IBI case: To LBO or not to LBO, that was the question
By Isabella Marmolejo, Two-Year MBA ’20
All I could think about was the February break trip we had planned with around 40 of my classmates, then, in comes an email from Drew Pascarella, Rempe Wilson Distinguished Lecturer at Johnson, regarding our LBO case. “Your flight and hotel reservations for a week in Costa Rica are confirmed” read the first line of the case. Although the setting of the case was spot-on, in real life we were not flying to Costa Rica, but to New Orleans, and we were equally as excited as the case described us to be. The case also stated that we were to prepare an LBO transaction analysis for Foundation Building Materials (FBM) and plan to present it to Christina Park, MBA ’02, managing director in the LevFin group at RBC Capital Markets.
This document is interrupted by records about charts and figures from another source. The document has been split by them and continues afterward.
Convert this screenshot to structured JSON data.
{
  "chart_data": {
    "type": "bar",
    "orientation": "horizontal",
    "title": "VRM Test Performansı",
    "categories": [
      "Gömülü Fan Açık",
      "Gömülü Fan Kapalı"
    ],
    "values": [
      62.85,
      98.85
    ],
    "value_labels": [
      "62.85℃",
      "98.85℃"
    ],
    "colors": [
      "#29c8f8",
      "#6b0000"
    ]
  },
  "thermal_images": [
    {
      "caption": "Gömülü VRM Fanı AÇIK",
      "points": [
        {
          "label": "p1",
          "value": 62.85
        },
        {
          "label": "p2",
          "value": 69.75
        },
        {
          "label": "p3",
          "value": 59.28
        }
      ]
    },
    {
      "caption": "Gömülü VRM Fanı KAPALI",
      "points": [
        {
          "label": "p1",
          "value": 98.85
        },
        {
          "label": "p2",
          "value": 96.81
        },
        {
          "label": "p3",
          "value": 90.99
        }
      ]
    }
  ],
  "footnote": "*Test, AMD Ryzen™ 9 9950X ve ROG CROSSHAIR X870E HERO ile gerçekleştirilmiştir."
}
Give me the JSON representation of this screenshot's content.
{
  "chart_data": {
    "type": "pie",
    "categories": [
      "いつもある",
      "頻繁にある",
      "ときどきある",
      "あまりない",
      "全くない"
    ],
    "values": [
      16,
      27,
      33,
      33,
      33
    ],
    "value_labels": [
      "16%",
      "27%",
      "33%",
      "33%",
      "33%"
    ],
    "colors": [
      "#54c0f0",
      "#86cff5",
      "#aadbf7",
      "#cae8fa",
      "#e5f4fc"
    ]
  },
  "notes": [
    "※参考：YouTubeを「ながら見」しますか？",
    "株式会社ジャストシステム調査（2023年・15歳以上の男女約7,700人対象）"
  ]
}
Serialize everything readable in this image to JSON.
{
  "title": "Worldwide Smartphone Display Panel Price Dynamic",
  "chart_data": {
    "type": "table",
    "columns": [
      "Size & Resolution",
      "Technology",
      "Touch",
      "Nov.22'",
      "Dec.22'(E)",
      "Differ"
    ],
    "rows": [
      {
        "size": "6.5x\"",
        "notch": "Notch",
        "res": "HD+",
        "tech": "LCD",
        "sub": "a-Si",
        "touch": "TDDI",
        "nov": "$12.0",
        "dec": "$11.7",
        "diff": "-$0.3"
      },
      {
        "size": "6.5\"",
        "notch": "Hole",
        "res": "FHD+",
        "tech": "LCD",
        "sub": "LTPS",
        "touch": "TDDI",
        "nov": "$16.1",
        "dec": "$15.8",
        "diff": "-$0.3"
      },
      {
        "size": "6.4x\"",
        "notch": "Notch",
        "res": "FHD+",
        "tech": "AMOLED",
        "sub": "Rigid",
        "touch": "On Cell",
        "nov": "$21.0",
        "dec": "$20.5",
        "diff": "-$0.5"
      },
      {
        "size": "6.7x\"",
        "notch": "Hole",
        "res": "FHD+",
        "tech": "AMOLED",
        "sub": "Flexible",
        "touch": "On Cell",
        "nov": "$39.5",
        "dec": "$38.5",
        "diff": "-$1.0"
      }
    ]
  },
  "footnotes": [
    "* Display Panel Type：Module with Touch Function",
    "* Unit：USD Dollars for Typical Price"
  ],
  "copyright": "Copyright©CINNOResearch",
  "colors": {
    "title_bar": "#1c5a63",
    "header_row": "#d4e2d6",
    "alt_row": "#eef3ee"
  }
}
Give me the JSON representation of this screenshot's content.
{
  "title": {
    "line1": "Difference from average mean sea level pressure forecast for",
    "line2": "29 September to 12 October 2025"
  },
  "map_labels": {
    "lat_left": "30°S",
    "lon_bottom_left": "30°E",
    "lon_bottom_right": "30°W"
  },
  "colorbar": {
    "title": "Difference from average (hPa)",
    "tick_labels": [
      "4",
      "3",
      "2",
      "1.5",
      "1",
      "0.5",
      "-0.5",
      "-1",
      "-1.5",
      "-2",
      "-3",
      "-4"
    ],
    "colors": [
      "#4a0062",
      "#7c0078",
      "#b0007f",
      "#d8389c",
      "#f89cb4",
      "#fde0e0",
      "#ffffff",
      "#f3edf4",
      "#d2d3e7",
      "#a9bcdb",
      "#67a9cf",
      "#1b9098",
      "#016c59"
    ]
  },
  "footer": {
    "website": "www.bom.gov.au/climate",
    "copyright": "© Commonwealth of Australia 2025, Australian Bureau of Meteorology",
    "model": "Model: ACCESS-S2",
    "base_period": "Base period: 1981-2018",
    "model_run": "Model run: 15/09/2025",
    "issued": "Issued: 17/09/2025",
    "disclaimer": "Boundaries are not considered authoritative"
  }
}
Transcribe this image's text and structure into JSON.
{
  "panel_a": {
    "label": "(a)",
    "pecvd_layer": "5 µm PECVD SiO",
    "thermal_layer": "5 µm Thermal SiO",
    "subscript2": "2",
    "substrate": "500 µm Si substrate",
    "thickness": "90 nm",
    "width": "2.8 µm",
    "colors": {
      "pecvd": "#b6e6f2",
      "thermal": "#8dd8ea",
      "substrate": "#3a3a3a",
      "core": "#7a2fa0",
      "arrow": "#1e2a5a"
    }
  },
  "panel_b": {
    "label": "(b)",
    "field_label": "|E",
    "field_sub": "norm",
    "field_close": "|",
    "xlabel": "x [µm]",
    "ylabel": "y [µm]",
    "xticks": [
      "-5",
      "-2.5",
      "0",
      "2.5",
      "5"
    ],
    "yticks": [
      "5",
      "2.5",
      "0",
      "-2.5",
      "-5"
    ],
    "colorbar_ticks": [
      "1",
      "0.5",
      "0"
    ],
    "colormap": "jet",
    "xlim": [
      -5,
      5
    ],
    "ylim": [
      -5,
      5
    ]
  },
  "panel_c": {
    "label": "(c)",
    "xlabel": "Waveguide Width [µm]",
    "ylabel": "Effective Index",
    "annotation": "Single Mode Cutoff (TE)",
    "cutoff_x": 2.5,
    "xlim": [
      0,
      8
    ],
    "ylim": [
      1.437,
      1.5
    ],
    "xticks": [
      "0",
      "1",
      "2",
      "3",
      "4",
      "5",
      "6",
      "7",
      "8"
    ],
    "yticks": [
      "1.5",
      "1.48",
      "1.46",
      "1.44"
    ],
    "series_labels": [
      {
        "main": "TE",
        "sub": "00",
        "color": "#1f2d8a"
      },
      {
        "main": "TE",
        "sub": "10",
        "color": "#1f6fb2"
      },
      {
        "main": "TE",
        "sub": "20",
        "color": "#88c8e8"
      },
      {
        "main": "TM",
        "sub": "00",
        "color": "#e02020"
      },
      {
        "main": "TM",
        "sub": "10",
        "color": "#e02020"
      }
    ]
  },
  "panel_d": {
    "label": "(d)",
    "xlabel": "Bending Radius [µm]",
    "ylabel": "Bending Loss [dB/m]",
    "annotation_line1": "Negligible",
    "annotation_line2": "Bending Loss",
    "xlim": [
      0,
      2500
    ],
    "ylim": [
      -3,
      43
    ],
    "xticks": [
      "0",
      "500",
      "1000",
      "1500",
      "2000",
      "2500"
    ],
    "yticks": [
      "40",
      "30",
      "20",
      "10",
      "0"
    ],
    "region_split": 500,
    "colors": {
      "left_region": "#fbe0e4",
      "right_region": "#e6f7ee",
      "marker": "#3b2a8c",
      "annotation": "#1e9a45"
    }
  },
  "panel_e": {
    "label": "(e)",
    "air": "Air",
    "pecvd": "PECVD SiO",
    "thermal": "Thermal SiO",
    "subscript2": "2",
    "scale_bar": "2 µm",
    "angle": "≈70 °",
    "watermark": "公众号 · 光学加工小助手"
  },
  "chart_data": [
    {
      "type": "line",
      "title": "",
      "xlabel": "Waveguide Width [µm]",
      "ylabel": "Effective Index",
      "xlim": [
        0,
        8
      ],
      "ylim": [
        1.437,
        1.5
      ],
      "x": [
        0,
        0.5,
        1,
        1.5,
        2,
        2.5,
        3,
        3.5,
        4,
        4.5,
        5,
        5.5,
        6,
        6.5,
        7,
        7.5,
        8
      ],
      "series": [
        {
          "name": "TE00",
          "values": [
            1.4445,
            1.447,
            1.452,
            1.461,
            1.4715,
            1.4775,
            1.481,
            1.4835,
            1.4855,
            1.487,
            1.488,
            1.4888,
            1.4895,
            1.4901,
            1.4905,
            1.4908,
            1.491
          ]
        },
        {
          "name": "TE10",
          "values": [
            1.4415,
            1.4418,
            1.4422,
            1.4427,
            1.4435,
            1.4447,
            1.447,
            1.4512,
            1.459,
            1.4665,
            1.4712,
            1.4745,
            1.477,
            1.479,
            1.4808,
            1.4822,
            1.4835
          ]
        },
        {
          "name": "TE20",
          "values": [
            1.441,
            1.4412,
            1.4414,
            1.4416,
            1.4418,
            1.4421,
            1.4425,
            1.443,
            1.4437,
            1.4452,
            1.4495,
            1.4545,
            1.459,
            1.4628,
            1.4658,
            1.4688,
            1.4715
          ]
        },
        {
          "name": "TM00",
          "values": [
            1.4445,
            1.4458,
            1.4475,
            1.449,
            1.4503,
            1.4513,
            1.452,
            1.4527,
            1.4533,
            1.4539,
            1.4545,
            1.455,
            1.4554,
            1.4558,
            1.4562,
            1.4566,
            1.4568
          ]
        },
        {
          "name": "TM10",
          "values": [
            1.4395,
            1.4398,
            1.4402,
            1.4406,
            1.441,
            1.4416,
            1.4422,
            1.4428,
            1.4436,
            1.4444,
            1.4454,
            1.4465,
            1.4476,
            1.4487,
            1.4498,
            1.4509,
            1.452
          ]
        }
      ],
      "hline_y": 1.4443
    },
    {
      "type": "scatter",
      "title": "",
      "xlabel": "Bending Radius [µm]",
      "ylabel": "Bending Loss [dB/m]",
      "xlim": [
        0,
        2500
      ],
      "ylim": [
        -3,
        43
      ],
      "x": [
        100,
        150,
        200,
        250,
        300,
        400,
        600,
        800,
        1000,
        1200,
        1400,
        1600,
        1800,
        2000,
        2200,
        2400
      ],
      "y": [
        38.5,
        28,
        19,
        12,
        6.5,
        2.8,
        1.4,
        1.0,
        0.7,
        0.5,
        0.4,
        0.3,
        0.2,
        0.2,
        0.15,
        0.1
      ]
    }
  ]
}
The stakes were a lot higher for this case than when we present only for Investment Banking immersion (IBI) students, so we definitely had to bring our A-game for this presentation.
The very first task was to individually create the LBO model. The submission deadline was on a date I was planning to be at Café du Monde eating beignets, so I got right to grinding through the model. Though I did work on deals regarding debt issuances during my time at a private debt fund prior to Johnson, never had I approached a corporate leverage buyout in the U.S. market, much less by myself.
I went back to my recruiting preparation materials to refresh my memory on the most important criteria to evaluate an LBO target:
- steady and predictable cash flows
- cost-cutting opportunities
- mature industry
- strong market position
- feasible exit options
According to my calculations, this company was an attractive target. I felt confident in my assumptions and sent in my model before boarding the flight to New Orleans. So, now I could relax, right? Wrong. As soon as we were back from our break, I got together with my teammates, Rahul, Alexandra, Olivier, and Alexander, to discuss how to tackle this assignment. None of us were 100 percent sure how to approach the narrative, but as this Immersion has taught us, we bounced ideas off each other and eventually came to a consensus. As a team, we decided we were not going to recommend the transaction, and we were ready to defend our assumptions and results. Our model was built with the following values:
- Acquisition premium was 30 percent.
- Financing would be 65 percent debt/35 percent equity.
- Debt would be comprised of a term loan B and a high-yield bond.
- Our entry and exit multiples were calculated at 8.1x.
Our base case results showed an IRR of 17 percent, which was below the 20 percent required ROE for the deal to happen. Additionally, FBM would not have sufficient cash flow to fully repay the term loan B within seven years and/or repay 50 percent of total debt, which was another deal breaker. Based on these results, we were recommending not to purchase FBM.
The day of the presentation had arrived, and right before coming into the classroom we chatted with our fellow IBI classmates and realized that there was an apparent split between groups that suggested FBM was a good LBO candidate and those that did not. I was very curious to see how Drew and Christina would react to the conflicting recommendations from different teams.
As expected, the two teams called to present had opposing approaches to the deal, which made the discussion even more interesting and educational. And, while there is usually no one right answer, Drew’s teaching method ensures that we get enough working hours trying to figure it out by ourselves before he shares his seasoned perspective with us. During the presentation, he asked questions of both teams that required them to defend their recommendation, regardless of how hard he pushed them on it. This unique teaching style appropriately recreates the real-life experiences that lie ahead for all of us going on to an IB desk this summer, as we will most likely have to figure out significant parts of our deliverables on our own or with junior peers, without the full guidance from senior managers.
I have taken the advice given to us by the second-year bankers: To get the full experience of the IBI, first rely on your classmates’ knowledge and then soak in Drew’s approach to every case. As I’ve followed this advice, I have now learned about bonds, IPOs, LBOs, and will soon learn about M&A, FIG, and strategic alternative transactions, all of which are new territory for me and will greatly enhance my knowledge heading into the summer.
About Isabella Marmolejo, Two-Year MBA ’20
Isabella is a first-year MBA candidate at Johnson. Before business school, she worked as a senior investment analyst for Ashmore-CAF AM, a private debt fund focused on investing in infrastructure projects in Colombia. Prior to this, Isabella worked at a boutique investment firm that specialized in project finance deals and completed an internship at the Credit Suisse investment banking office in Bogotá, Colombia. Isabella will be joining the J.P. Morgan Latin America investment banking group during the summer.